Le beau à présent

Le Carême a dépassé sa moitié et par-delà les tristesses du monde, au milieu des fatigues de certains jours, au cœur des vies autour faites de rose et de gris, je continue à chercher la beauté des petits riens, des instants parfois fugitifs, des moments qui passent un peu trop vite.

Ce lundi était décalé.
Une heure de moins à l’horloge du week-end, des retours d’élèves guéris, des nouveaux départs d’élèves malades et l’idée d’une semaine trop pleine l’ont peut-être mal commencé.
Ce lundi était fatigué.

Et il s’est passé. Bien, doucement bien, heure après heure.

Parfois le beau, c’est simplement occuper le temps du présent, l’heure avec eux, pas celle d’avant, ni celle d’après. Occuper le temps présent, y être, être là.

Parfois le beau, c’est accepter le temps du présent, entièrement, pas la tête ailleurs, pas le cœur au loin. Accepter le temps présent, y être, être là.

 

 

Je suis rentrée il y a peu de temps.
Le courrier était posé sur la table. J’aime bien feuilleter les pubs. Ouvrir les enveloppes.
– Il y a une lettre pour toi…
J’ai souri parce que j’aime les lettres écrites à l’encre, et l’enveloppe qu’on regarde avant de l’ouvrir, et le temps qu’on prend à lire.
C’est assez rare aujourd’hui. Comme un cadeau désuet qu’on oserait encore savourer.

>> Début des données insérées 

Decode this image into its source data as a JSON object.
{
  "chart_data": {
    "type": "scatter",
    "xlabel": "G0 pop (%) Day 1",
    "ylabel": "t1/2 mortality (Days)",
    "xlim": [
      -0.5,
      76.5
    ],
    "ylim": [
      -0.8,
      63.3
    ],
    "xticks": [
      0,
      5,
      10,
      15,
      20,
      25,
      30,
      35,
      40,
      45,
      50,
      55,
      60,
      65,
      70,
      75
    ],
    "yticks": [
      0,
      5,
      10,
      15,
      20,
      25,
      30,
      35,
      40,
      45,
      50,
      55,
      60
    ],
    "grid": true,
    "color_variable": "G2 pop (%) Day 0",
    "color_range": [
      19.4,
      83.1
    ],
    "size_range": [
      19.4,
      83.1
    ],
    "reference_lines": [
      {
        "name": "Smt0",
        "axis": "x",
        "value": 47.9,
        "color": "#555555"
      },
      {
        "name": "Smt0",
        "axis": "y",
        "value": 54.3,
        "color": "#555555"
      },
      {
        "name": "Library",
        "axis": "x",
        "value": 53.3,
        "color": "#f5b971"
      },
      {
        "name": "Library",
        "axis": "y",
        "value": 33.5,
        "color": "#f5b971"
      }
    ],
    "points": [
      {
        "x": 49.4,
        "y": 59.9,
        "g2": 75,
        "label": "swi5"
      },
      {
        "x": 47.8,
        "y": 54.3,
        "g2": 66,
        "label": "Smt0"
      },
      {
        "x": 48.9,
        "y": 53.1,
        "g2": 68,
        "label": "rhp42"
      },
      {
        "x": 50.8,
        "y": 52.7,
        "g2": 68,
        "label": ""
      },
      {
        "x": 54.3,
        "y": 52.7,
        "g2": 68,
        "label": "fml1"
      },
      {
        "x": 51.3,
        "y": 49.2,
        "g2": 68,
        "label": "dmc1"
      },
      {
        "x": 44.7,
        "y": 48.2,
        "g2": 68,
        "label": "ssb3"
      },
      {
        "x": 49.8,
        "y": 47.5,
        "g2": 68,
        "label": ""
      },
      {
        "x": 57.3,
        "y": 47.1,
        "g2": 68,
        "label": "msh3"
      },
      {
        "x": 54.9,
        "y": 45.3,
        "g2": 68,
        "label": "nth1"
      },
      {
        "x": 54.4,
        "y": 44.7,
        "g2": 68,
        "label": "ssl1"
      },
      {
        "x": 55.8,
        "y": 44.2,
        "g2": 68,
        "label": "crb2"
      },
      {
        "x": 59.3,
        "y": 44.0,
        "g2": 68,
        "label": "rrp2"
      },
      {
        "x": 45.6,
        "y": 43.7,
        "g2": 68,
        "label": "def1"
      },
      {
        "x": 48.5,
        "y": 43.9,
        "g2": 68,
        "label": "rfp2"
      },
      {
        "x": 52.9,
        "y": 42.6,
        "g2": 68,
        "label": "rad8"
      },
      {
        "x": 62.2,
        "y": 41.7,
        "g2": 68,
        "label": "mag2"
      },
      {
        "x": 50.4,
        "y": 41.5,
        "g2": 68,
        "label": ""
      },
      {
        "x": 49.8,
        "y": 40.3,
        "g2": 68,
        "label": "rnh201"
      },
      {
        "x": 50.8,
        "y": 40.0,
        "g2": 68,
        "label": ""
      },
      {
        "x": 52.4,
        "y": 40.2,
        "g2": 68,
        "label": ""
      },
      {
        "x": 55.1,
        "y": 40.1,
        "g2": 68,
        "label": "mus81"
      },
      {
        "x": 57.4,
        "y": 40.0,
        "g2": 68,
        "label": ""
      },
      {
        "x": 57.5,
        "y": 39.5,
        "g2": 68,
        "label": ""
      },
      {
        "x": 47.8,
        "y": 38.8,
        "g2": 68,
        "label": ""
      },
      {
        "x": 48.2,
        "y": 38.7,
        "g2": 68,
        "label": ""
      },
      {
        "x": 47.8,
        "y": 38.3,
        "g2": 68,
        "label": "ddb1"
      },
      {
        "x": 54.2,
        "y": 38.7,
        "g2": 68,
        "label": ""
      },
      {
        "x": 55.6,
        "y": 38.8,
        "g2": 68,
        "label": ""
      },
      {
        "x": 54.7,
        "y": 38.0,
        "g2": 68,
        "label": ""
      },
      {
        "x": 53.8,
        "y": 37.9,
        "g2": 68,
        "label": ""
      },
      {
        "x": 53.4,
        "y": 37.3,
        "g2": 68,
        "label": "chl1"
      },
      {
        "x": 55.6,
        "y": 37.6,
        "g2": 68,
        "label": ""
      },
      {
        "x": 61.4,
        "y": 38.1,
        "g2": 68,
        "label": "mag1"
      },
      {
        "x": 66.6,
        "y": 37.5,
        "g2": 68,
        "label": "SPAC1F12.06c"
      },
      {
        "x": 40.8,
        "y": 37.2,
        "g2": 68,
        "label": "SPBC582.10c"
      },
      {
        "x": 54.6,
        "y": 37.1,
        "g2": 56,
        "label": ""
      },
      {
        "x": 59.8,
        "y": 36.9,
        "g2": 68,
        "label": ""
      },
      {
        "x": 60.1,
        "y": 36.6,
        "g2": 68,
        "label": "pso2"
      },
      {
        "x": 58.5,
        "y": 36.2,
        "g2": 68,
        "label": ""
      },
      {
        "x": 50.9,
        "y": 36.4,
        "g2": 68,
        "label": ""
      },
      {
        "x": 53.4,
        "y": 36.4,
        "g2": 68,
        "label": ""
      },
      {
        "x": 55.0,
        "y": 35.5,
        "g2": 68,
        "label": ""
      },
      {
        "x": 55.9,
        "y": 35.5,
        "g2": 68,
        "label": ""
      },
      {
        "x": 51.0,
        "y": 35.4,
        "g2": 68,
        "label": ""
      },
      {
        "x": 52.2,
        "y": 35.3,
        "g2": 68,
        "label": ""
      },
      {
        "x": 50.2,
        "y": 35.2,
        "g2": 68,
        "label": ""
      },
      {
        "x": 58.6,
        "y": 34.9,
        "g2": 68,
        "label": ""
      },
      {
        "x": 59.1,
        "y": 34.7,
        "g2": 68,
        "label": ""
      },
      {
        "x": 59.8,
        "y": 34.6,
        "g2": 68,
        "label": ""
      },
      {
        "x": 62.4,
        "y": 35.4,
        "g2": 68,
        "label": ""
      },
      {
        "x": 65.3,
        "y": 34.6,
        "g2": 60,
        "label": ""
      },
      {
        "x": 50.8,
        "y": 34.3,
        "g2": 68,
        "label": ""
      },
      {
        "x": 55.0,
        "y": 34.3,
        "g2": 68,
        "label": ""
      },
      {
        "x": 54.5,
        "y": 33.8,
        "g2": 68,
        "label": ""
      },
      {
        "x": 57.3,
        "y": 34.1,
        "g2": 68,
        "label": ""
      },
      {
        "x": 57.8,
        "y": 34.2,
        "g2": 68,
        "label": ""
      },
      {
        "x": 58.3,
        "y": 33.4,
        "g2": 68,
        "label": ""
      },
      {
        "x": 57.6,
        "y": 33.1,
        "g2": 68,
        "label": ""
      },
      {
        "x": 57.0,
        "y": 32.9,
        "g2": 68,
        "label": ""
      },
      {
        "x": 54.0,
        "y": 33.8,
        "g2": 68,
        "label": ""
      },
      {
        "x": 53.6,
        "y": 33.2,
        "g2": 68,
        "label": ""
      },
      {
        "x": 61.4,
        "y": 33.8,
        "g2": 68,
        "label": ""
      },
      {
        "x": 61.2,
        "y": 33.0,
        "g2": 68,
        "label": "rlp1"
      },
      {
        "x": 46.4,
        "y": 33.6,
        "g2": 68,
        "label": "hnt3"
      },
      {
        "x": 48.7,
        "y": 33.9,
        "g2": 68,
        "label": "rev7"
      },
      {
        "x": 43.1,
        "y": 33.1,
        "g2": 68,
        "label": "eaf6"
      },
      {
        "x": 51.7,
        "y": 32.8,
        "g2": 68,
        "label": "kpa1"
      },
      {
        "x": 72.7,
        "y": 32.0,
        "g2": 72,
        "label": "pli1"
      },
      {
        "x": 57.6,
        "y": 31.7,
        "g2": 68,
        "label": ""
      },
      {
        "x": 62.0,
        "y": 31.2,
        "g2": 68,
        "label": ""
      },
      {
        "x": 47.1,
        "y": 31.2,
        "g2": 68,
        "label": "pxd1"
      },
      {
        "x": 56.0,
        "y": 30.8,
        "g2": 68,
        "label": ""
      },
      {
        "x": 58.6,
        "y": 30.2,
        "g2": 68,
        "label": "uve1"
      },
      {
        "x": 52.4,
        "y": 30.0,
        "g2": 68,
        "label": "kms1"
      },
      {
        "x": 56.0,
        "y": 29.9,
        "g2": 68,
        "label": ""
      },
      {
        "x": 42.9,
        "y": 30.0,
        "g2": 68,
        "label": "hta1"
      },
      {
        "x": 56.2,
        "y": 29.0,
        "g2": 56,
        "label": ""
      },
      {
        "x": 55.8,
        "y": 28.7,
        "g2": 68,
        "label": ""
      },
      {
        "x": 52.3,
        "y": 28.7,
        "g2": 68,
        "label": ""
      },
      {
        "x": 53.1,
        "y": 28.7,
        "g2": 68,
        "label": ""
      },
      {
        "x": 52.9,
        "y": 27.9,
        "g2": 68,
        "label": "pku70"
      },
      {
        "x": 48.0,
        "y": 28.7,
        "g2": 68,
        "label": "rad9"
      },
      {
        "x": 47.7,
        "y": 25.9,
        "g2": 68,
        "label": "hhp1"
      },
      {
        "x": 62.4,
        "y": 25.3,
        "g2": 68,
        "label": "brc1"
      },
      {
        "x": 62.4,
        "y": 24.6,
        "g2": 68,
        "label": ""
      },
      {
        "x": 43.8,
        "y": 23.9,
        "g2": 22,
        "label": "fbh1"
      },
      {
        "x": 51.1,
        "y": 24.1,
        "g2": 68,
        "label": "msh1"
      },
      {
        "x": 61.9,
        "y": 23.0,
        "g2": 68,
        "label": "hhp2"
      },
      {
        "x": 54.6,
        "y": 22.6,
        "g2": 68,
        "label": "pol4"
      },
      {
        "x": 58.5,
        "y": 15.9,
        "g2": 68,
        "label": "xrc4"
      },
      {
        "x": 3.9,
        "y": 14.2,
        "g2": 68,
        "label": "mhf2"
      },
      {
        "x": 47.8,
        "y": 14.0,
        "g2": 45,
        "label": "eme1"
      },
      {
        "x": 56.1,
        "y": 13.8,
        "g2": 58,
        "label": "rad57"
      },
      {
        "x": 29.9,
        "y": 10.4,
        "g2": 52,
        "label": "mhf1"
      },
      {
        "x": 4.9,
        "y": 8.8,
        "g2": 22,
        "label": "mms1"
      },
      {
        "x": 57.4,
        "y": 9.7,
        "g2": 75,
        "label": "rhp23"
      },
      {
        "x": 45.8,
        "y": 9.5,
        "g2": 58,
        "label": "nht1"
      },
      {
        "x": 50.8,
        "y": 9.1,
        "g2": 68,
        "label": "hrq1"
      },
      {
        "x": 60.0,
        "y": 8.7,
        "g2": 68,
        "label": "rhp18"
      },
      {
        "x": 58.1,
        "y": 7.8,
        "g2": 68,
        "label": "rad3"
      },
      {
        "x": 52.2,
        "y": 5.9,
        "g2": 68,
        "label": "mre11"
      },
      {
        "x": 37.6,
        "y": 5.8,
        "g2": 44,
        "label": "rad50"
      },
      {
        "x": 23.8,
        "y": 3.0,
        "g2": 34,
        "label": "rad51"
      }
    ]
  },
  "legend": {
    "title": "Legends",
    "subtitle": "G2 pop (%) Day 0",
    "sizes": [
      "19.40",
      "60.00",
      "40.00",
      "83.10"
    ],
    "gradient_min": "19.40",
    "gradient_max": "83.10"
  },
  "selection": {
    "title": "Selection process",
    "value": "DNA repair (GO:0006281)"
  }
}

J’ai reconnu son écriture, ronde et régulière, au stylo Bic bleu foncé, celui qui est transparent et qui écrit un peu gras.
Elle m’écrit une ou deux fois dans l’année, parfois trois ça dépend. Après l’été souvent et après mon anniversaire aussi. Elle prend son temps.
Ses lettres sont de longues pages. Elle me raconte son temps. Son temps présent auprès de Dieu. Dans une abbaye presque inaccessible, loin d’ici.

“J’entends le monde tu sais, je ne t’oublie pas, et je suis heureuse d’être là, à prier pour le monde, pour toi.”

Parfois le beau, c’est simplement occuper le temps présent.

Lire la lettre d’une amie qui a quitté les bancs de la faculté où l’on était deux étudiantes passionnées, à 21 ans, pour devenir religieuse, et qui m’écrit sa joie depuis 34 ans deux ou trois fois par an dans de longues pages bleu foncé, après l’été et après février.
Elle prend son temps.

Parfois le beau, c’est d’oser aimer l’instant, l’instant présent, y être, être là, pleinement.